’80年代に本格ラリーで戦っていたふたりがノートe-powerで参戦
タイムを競うデイラリーであっても、登り下りのルートは多く、参加ドライバーにとっては愛車エンジンの特性を五感で感じながらクルマ操作を楽しめるモータースポーツである。低速時のトルク性能もありそうな日産オーラで参戦する田中さんにデイラリーの楽しさについて聞いてみた。
「ナビの言うことを聞いてベストな走りを尽くしているだけ。林道での走行にも、勝ち負けにも、なんらストレスもなく競技展開を楽しめています」
日産 マーチRや三菱ミラージュでスピードを競うラリーも走っていた経歴もある田中さんは、モータースポーツにおけるe-powerの走りも満喫していた。

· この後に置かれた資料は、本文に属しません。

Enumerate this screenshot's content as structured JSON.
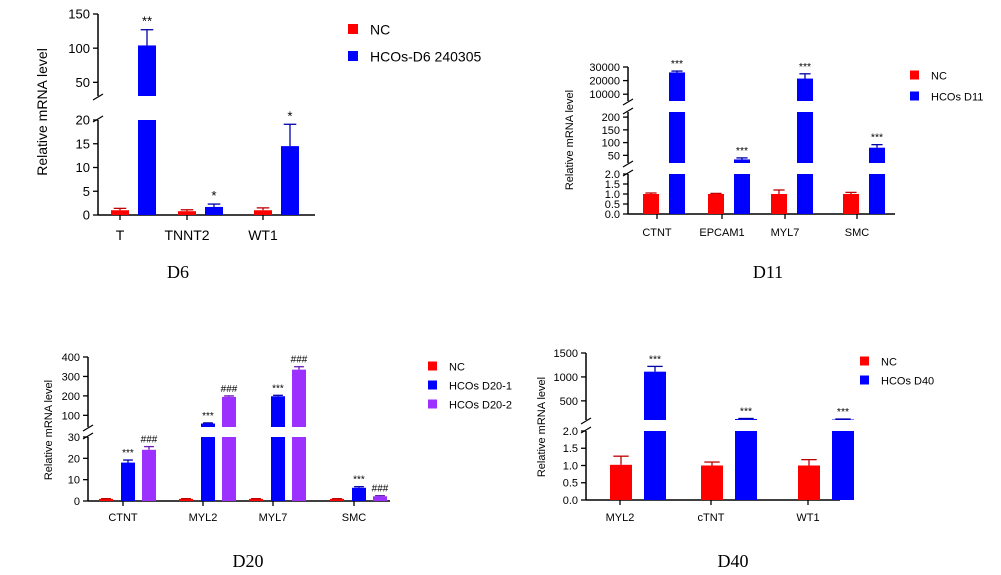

コドライバーの湊さんは、じつは強豪ドライバーがひしめきあった1980年代の全日本ラリー選手権で、大型新人として注目を集めた片岡良宏選手のコドライバーとして「ペースノート読んで右だ左だと言ってましたよ」という、バリバリに速さを競っていた人であった。
湊さんは
「デイラリーもやれば楽しいんですけど、やるまでに漕ぎ着けていない人が多いのかもしれません。若い人には今話題になっているスピード争いのWRCを知ってラリーに興味を持つ人も多いでしょうけれど、誰でもすんなりと参加できるこのラリーはあまり知られていないようで、残念です。昔は競技車にけっこうお金を注ぎ込んでラリー参戦していたんですが、デイラリーはノーマルタイヤでも楽しめる。若い方も簡単に参加できるデイラリーは、やってみればそれだけでラリーの楽しさがわかるんですけどね」と語る。
愛猫ミミとのトリプルオール女子クルー
今回のデイラリーにはもうひとつ「トヨタ クラウン With ミミ」という惹きつけられるエントリー車名があった。普段は社用営業車のトヨタ クラウンで参戦となった山崎浩子/加納ゆかり組である。

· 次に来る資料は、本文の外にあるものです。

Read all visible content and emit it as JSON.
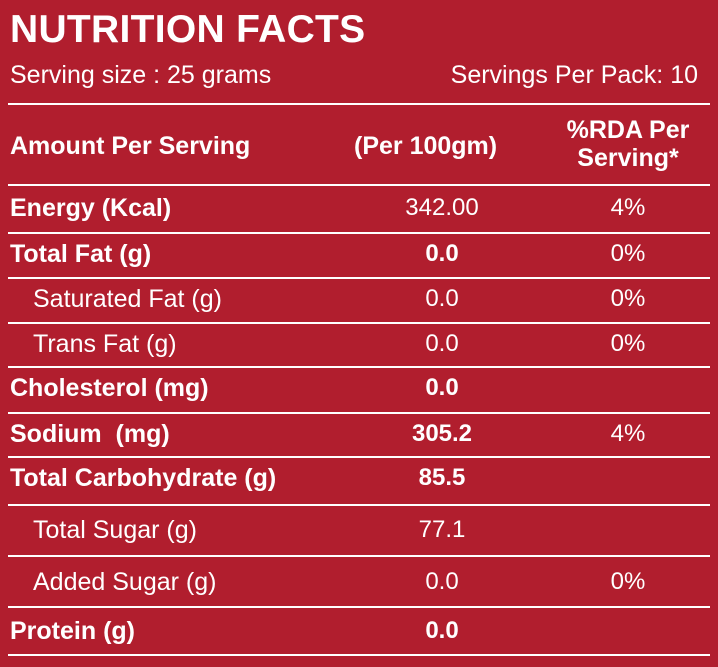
{
  "title": "NUTRITION FACTS",
  "serving_size": "Serving size : 25 grams",
  "servings_per_pack": "Servings Per Pack: 10",
  "header": {
    "amount": "Amount Per Serving",
    "per100": "(Per 100gm)",
    "rda_line1": "%RDA Per",
    "rda_line2": "Serving*"
  },
  "rows": [
    {
      "name": "Energy (Kcal)",
      "value": "342.00",
      "rda": "4%"
    },
    {
      "name": "Total Fat (g)",
      "value": "0.0",
      "rda": "0%"
    },
    {
      "name": "Saturated Fat (g)",
      "value": "0.0",
      "rda": "0%"
    },
    {
      "name": "Trans Fat (g)",
      "value": "0.0",
      "rda": "0%"
    },
    {
      "name": "Cholesterol (mg)",
      "value": "0.0",
      "rda": ""
    },
    {
      "name": "Sodium  (mg)",
      "value": "305.2",
      "rda": "4%"
    },
    {
      "name": "Total Carbohydrate (g)",
      "value": "85.5",
      "rda": ""
    },
    {
      "name": "Total Sugar (g)",
      "value": "77.1",
      "rda": ""
    },
    {
      "name": "Added Sugar (g)",
      "value": "0.0",
      "rda": "0%"
    },
    {
      "name": "Protein (g)",
      "value": "0.0",
      "rda": ""
    }
  ],
  "colors": {
    "background": "#b11e2e",
    "text": "#ffffff",
    "rule": "#ffffff"
  }
}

後部シートは愛猫「ミミ」のキャリー態勢を整えての参戦となった、トリプルオール女子クルーであった。ラリー参戦期間中、いつもはミミの面倒を見てくれる家人が急遽予定が立たず、ミミひとりで留守番させてはおけない事情となり、助っ人としていっしょに参加することになったとのことだ。
デイラリーには、1台に乗車定員数までのクルーが同乗参戦できるという競技ルールがある。まったくのラリービギナーでもお気軽にリアシートから、フロントにいるクルーたちの実戦を見学しながらの参加もできる。それを象徴するかのような「With ミミ」であった。
占有されたスペシャルステージのルートを飛ばして走るSSラリーには迫力というカッコ良さがあるが、アベレージ走行をこなして正確なタイムを競うデイラリーは、はたから見れば穏やかな安全走行だ。しかしながら、どちらもそれぞれの競技ルールのもとクルマを使ってタイムを競い合うモータースポーツである。切磋琢磨をともない、常に参加者を楽しませてくれるのだ。高級なボールなど必要のないサッカー同様、手軽に普段使いの愛車でラリーを楽しめるのが、このデイラリーである。